Tagesmail vom 18.08.2021

nichtsdesto-TROTZ LVIII,

„Das Ziel der USA in Afghanistan sei nie der Aufbau eines Staates gewesen, sondern allein der Kampf gegen den Terrorismus.“ (Biden)

„Wir wollten ein Land aufbauen mit demokratischer Struktur, das ist nicht gelungen.“ (Merkel)  (SPIEGEL.de)

Zwei verbündete Staaten mit zwei diametral unterschiedlichen Kriegszielen: wie hätte der Krieg des Westens in Afghanistan nicht scheitern können? Von vorneherein war er zum Fehlschlag verurteilt.

Wussten die beiden Staaten von ihren verschiedenen Kriegszielen? Sprachen sie darüber, konnten sich aber nicht einigen? Hielten sie eine Absprache gar für überflüssig? Waren die Amerikaner überzeugt, die führende Macht der Welt werde sich ohnehin durchsetzen? Glaubten die Deutschen, im Schatten des großen Verbündeten könnten sie ihre „wertebasierten“ Ziele unauffällig durchsetzen – um am Ende die Vorbildlichen zu sein?

Als Antwort auf die 9/11-Terroraktion wurde der Krieg gegen die Afghanen vom Jesus-Gläubigen Dabbelju Bush begonnen. Was war das Ziel des Vergeltungsschlags?

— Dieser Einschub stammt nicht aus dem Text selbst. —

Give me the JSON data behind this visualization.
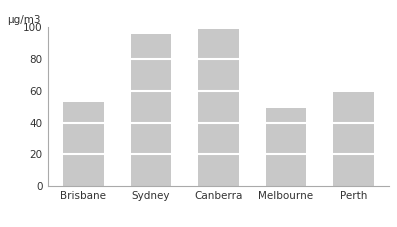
{
  "categories": [
    "Brisbane",
    "Sydney",
    "Canberra",
    "Melbourne",
    "Perth"
  ],
  "values": [
    53,
    96,
    99,
    49,
    59
  ],
  "bar_color": "#c8c8c8",
  "bar_edgecolor": "#c8c8c8",
  "ylabel": "μg/m3",
  "ylim": [
    0,
    100
  ],
  "yticks": [
    0,
    20,
    40,
    60,
    80,
    100
  ],
  "white_line_color": "#ffffff",
  "white_line_linewidth": 1.5,
  "background_color": "#ffffff",
  "spine_color": "#aaaaaa",
  "label_fontsize": 7.5,
  "ylabel_fontsize": 7.5,
  "bar_width": 0.6,
  "white_lines": [
    20,
    40,
    60,
    80
  ]
}
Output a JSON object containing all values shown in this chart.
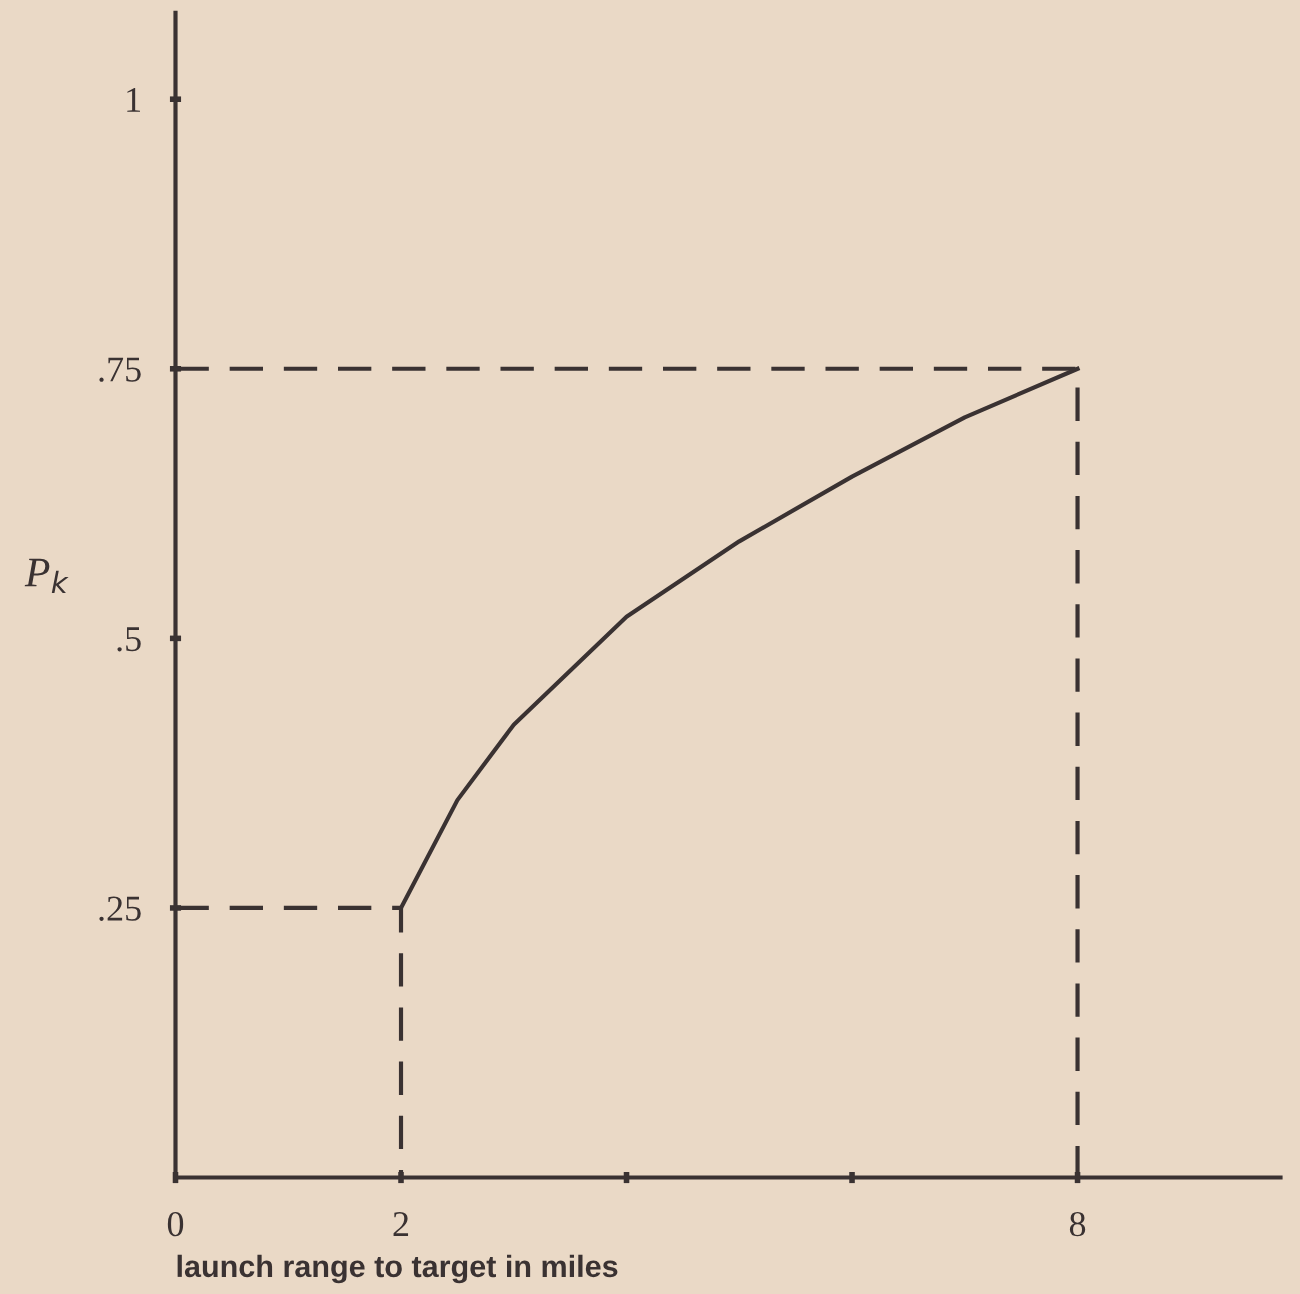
{
  "chart_data": {
    "type": "line",
    "xlabel": "launch range to target in miles",
    "ylabel": "P$_{k}$",
    "xlim": [
      0,
      9.8
    ],
    "ylim": [
      0,
      1.08
    ],
    "xticks": [
      {
        "value": 0,
        "label": "0"
      },
      {
        "value": 2,
        "label": "2"
      },
      {
        "value": 4,
        "label": null
      },
      {
        "value": 6,
        "label": null
      },
      {
        "value": 8,
        "label": "8"
      }
    ],
    "yticks": [
      {
        "value": 0.25,
        "label": ".25"
      },
      {
        "value": 0.5,
        "label": ".5"
      },
      {
        "value": 0.75,
        "label": ".75"
      },
      {
        "value": 1,
        "label": "1"
      }
    ],
    "grid": false,
    "legend": false,
    "marker": "none",
    "series": [
      {
        "color": "#3a3232",
        "line_style": "solid",
        "x": [
          2,
          2.5,
          3,
          4,
          5,
          6,
          7,
          8
        ],
        "values": [
          0.25,
          0.35,
          0.42,
          0.52,
          0.59,
          0.65,
          0.705,
          0.75
        ]
      },
      {
        "color": "#3a3232",
        "line_style": "dashed",
        "x": [
          0,
          2,
          2
        ],
        "values": [
          0.25,
          0.25,
          0
        ]
      },
      {
        "color": "#3a3232",
        "line_style": "dashed",
        "x": [
          0,
          8,
          8
        ],
        "values": [
          0.75,
          0.75,
          0
        ]
      }
    ]
  }
}
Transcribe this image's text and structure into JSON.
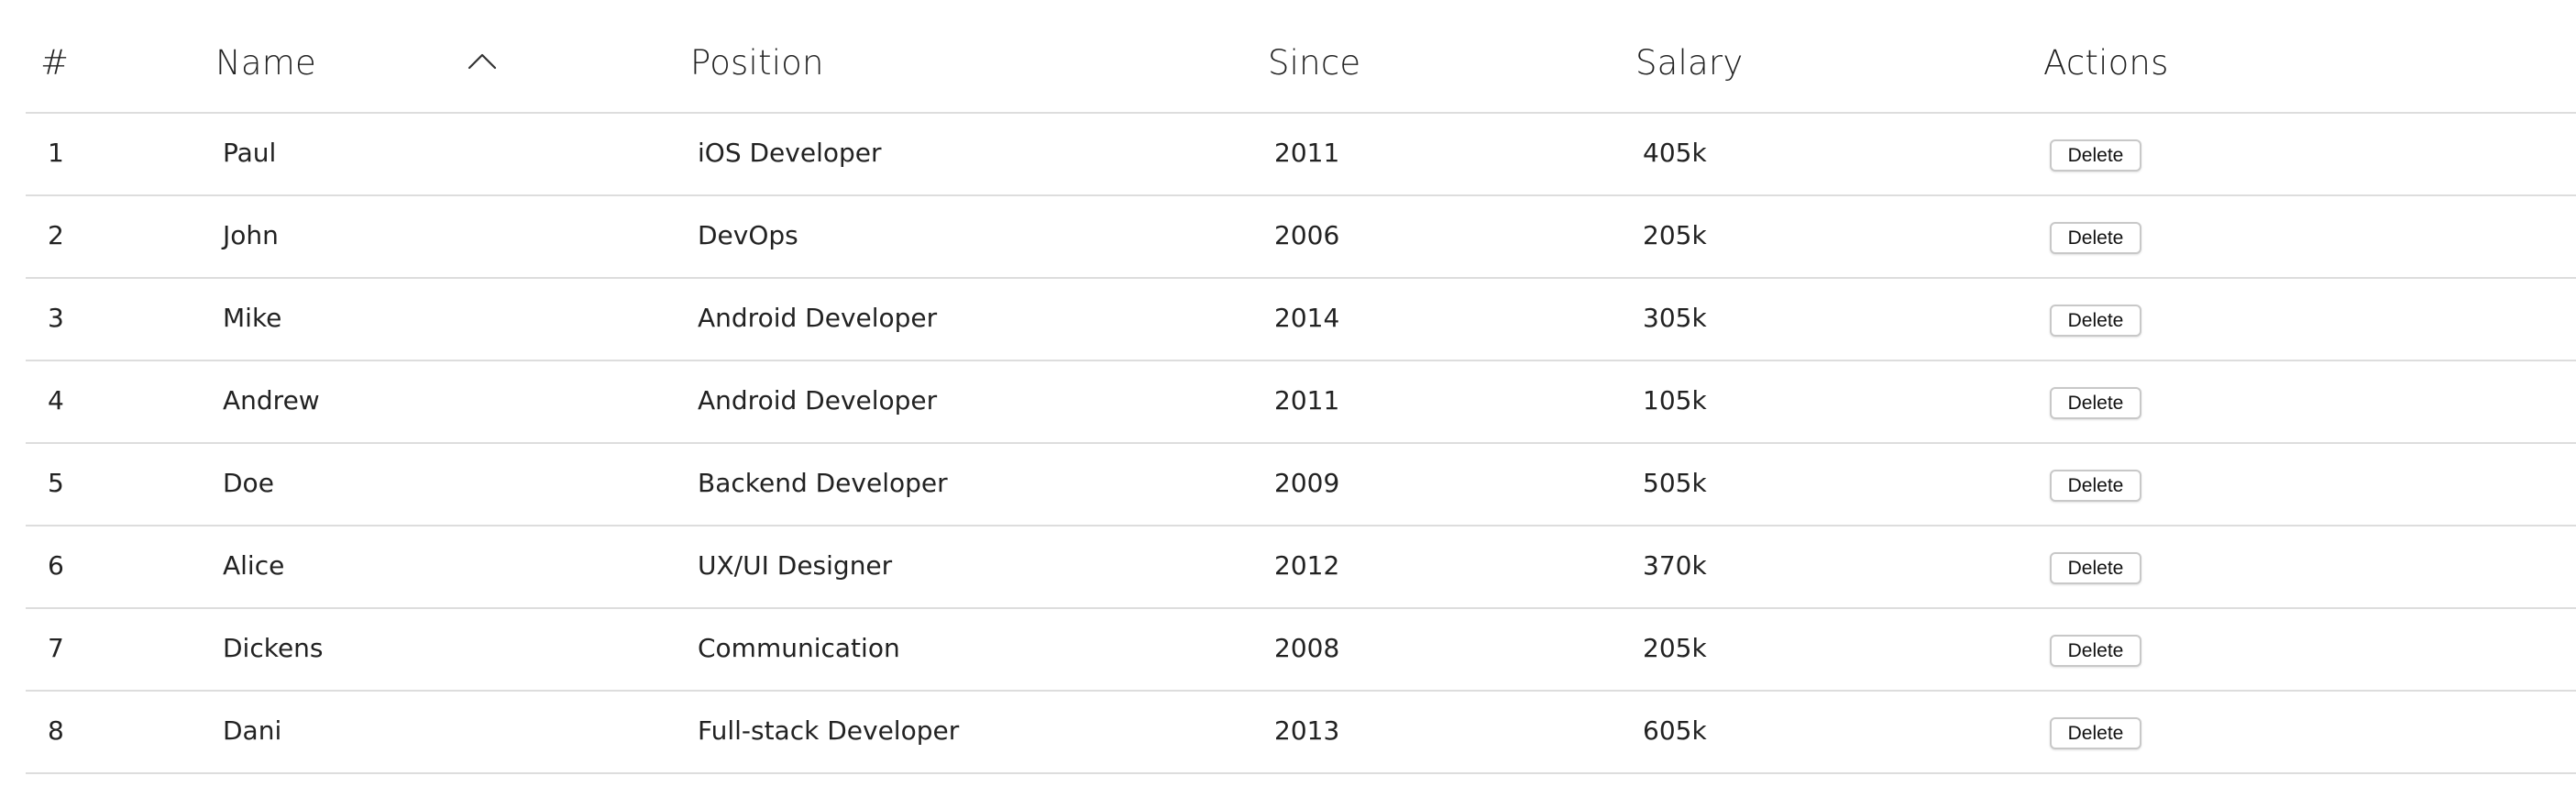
{
  "table": {
    "headers": {
      "num": "#",
      "name": "Name",
      "position": "Position",
      "since": "Since",
      "salary": "Salary",
      "actions": "Actions"
    },
    "sort": {
      "column": "name",
      "direction": "ascending",
      "icon": "chevron-up-icon"
    },
    "delete_label": "Delete",
    "rows": [
      {
        "num": "1",
        "name": "Paul",
        "position": "iOS Developer",
        "since": "2011",
        "salary": "405k"
      },
      {
        "num": "2",
        "name": "John",
        "position": "DevOps",
        "since": "2006",
        "salary": "205k"
      },
      {
        "num": "3",
        "name": "Mike",
        "position": "Android Developer",
        "since": "2014",
        "salary": "305k"
      },
      {
        "num": "4",
        "name": "Andrew",
        "position": "Android Developer",
        "since": "2011",
        "salary": "105k"
      },
      {
        "num": "5",
        "name": "Doe",
        "position": "Backend Developer",
        "since": "2009",
        "salary": "505k"
      },
      {
        "num": "6",
        "name": "Alice",
        "position": "UX/UI Designer",
        "since": "2012",
        "salary": "370k"
      },
      {
        "num": "7",
        "name": "Dickens",
        "position": "Communication",
        "since": "2008",
        "salary": "205k"
      },
      {
        "num": "8",
        "name": "Dani",
        "position": "Full-stack Developer",
        "since": "2013",
        "salary": "605k"
      }
    ]
  },
  "colors": {
    "text": "#222222",
    "divider": "#dddddd",
    "button_border": "#c8c8c8",
    "background": "#ffffff"
  }
}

„Bush sagte, Amerikas „großartigster Exportartikel ist die Freiheit, und wir haben eine moralische Verpflichtung, sie in der ganzen Welt voranzubringen“.“ (Peter Singer, Der Präsident des Guten und Bösen)

Amerikanische Glaubenswerte müssten verbindlich werden für alle Staaten.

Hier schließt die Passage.